Du Moyen Âge à l’intronisation de Charles : une étude éclaire les mystères de la Pierre du Destin

La Pietra del Destino présente à une cérémonie pour le Roi Charles. Crédit : Getty

Un récent examen met en lumière l’histoire fascinante de la Pietra del Destino, un symbole puissant pour la monarchie britannique. Sa présence lors de cérémonies royales, et les événements entourant son vol et sa restitution, soulèvent des questions sur son importance historique et sur les morceaux éparpillés à travers le monde.

La Pietra del Destino présente à une cérémonie pour le Roi Charles. Crédit : Getty

La Pietra del Destino présente à une cérémonie pour le Roi Charles. Crédit : Getty

Un nouveau study examine le sort des fragments de la Pietra de Scone ou Pietra du Destin, un objet essentiel lié à l’intronisation des monarques britanniques. Son rôle lors de l’intronisation de Roi Charles III d’Angleterre en mai 2023 à l’Abbaye de Westminster en témoigne. Ce symbole royal trouve ses origines au Moyen Âge, servant à couronner les rois d’Écosse. En 1296, elle fut prise comme un “trophée de guerre” par Roi Édouard I d’Angleterre, intégrée à la “Coronation Chair” à Westminster, et devint ainsi essentielle pour les intronisations anglaises (et britanniques).

Cette pierre a joué ce rôle pendant plusieurs siècles, se transformant en un trésor chargé de significations au cœur de l’abbaye, jusqu’à Noël 1950, lorsqu’un groupe d’étudiants nationalistes écossais mené par Ian Hamilton a décidé de la ramener chez eux, réparant une injustice vieille de presque 800 ans. Le bloc de grès rouge, pesant environ 150 kilogrammes et équipé de deux anneaux de fer, s’est cependant brisé en deux morceaux lors du transport. Ce vol provoqua une telle agitation qu’il entraîna la fermeture des frontières entre l’Angleterre et l’Écosse pendant un certain temps, un fait inédit depuis des siècles.

Un an après le vol, alors que l’intronisation de la Reine Elizabeth II approchait, le groupe qui avait volé la pierre – cachée initialement dans le Kent – décida de la faire réparer et de la restituer à l’abbaye pour la cérémonie.
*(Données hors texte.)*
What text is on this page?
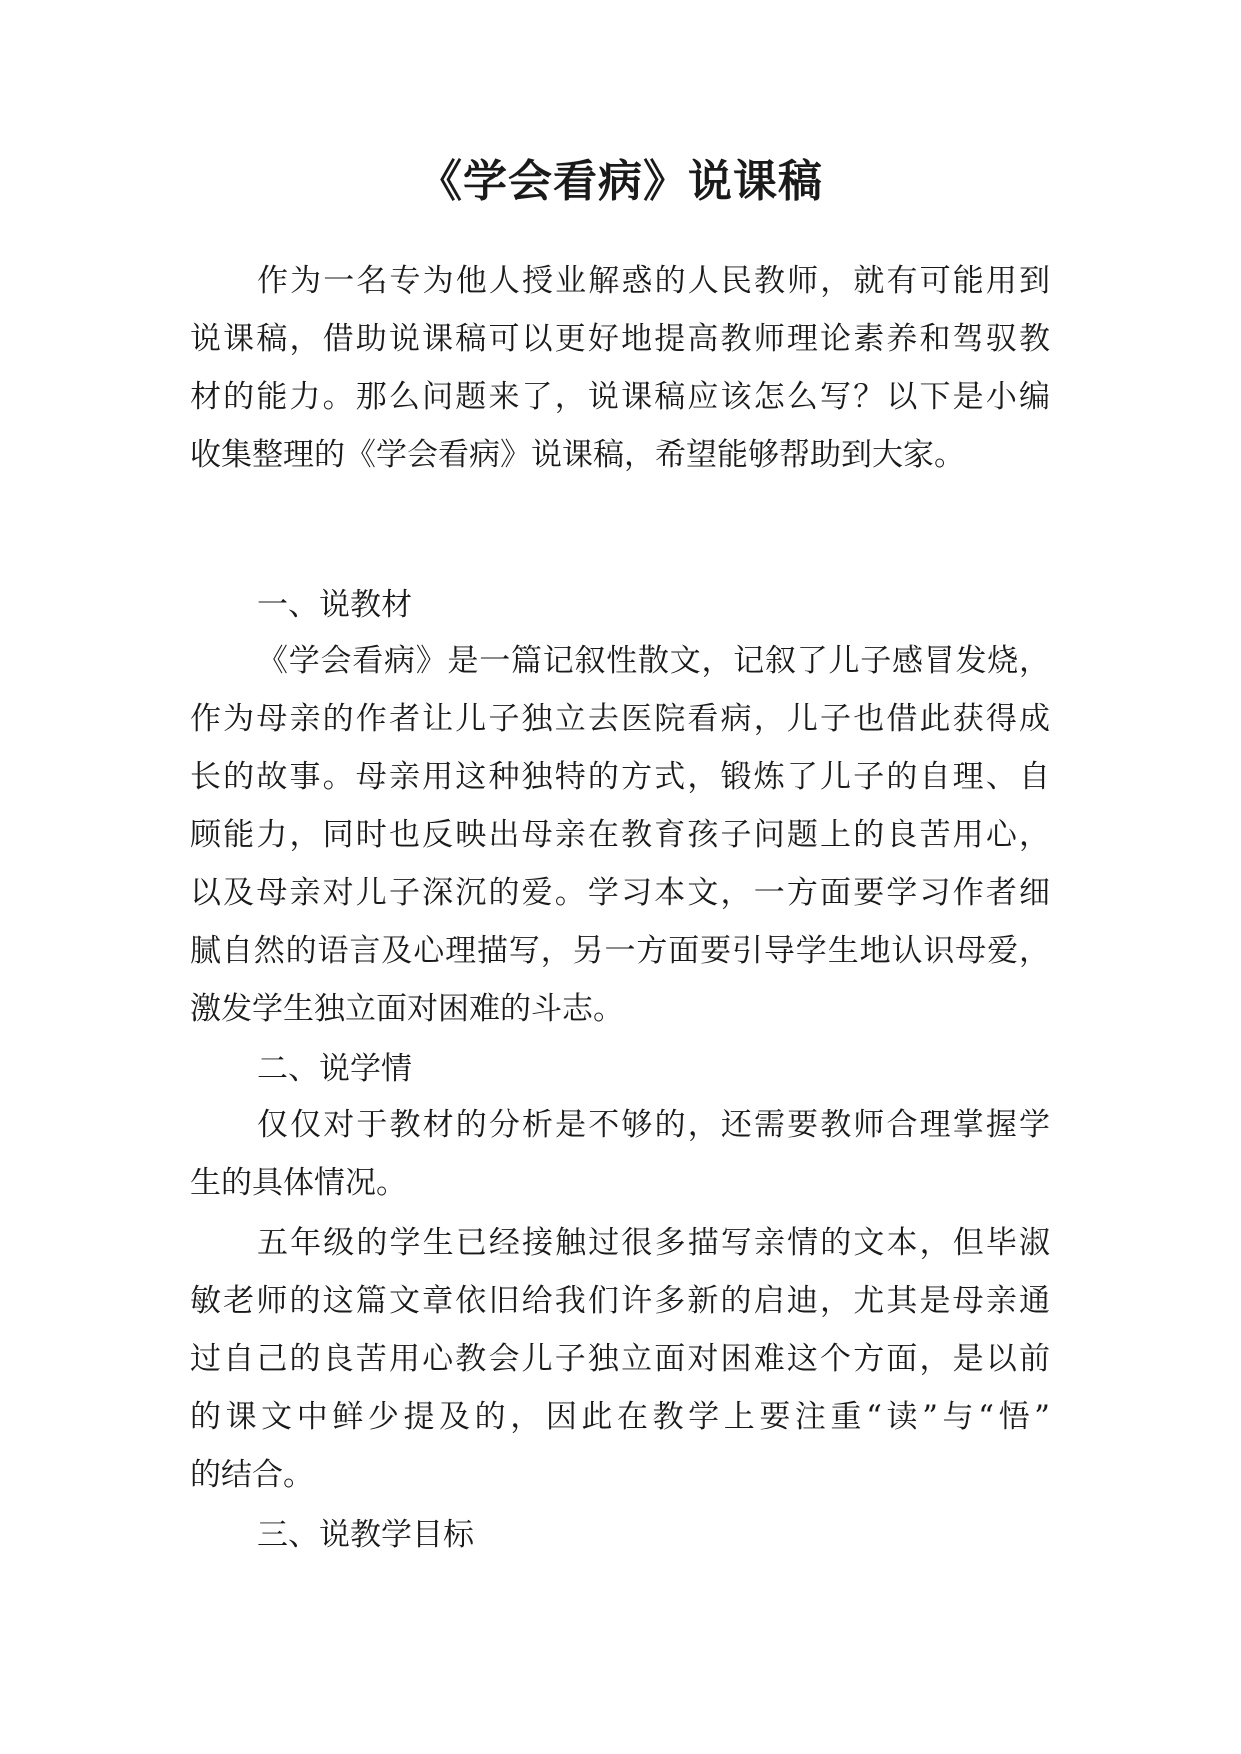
《学会看病》说课稿

作为一名专为他人授业解惑的人民教师，就有可能用到

说课稿，借助说课稿可以更好地提高教师理论素养和驾驭教

材的能力。那么问题来了，说课稿应该怎么写？以下是小编

收集整理的《学会看病》说课稿，希望能够帮助到大家。

一、说教材

《学会看病》是一篇记叙性散文，记叙了儿子感冒发烧，

作为母亲的作者让儿子独立去医院看病，儿子也借此获得成

长的故事。母亲用这种独特的方式，锻炼了儿子的自理、自

顾能力，同时也反映出母亲在教育孩子问题上的良苦用心，

以及母亲对儿子深沉的爱。学习本文，一方面要学习作者细

腻自然的语言及心理描写，另一方面要引导学生地认识母爱，

激发学生独立面对困难的斗志。

二、说学情

仅仅对于教材的分析是不够的，还需要教师合理掌握学

生的具体情况。

五年级的学生已经接触过很多描写亲情的文本，但毕淑

敏老师的这篇文章依旧给我们许多新的启迪，尤其是母亲通

过自己的良苦用心教会儿子独立面对困难这个方面，是以前

的课文中鲜少提及的，因此在教学上要注重“读”与“悟”

的结合。

三、说教学目标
Le maçon Edward Manley, effectuant des réparations assez sommaires, produisit plusieurs fragments de l’artefact historique. On estime qu’il y en avait plus de 30, envoyés à diverses destinations dans le monde, selon le souhait de Gray de les faire parvenir sur tous les continents.

La Pietra del Destino exposée au musée de Perth en Australie en 2024

La Pietra du Destin exposée au musée de Perth en Australie en 2024

Le nouveau study de la professeure Sally Foster s’est penché sur le destin des morceaux de la Pietra du Destin, retrouvés chez de nombreuses personnes, bien que les preuves soient parfois peu convaincantes. Certains fragments demeurent manquants. La majorité des morceaux a été distribuée à des amis et parents du politicien Gray, qui les avait soigneusement catalogués. L’un d’eux a été offert à Ian Hamilton, qui l’a intégré dans une broche en argent pour sa femme Sheila. Un autre fragment se trouve entre les mains d’une touriste australienne, Catherine Milne, qui l’a légué au Musée du Queensland après son décès. Un morceau est même arrivé chez l’ex-premier ministre écossais Alex Salmond, qui le conservait dans une vitrine à la bibliothèque du Scottish National Party (SNP). Un autre fragment a été intégré dans une voiture royale, fixé sous les sièges. D’autres morceaux demeurent dans des collections privées de connaissances de Gray, mais certains restent introuvables, incitant la professeure Foster à poursuivre ses recherches jusqu’à les retrouver tous.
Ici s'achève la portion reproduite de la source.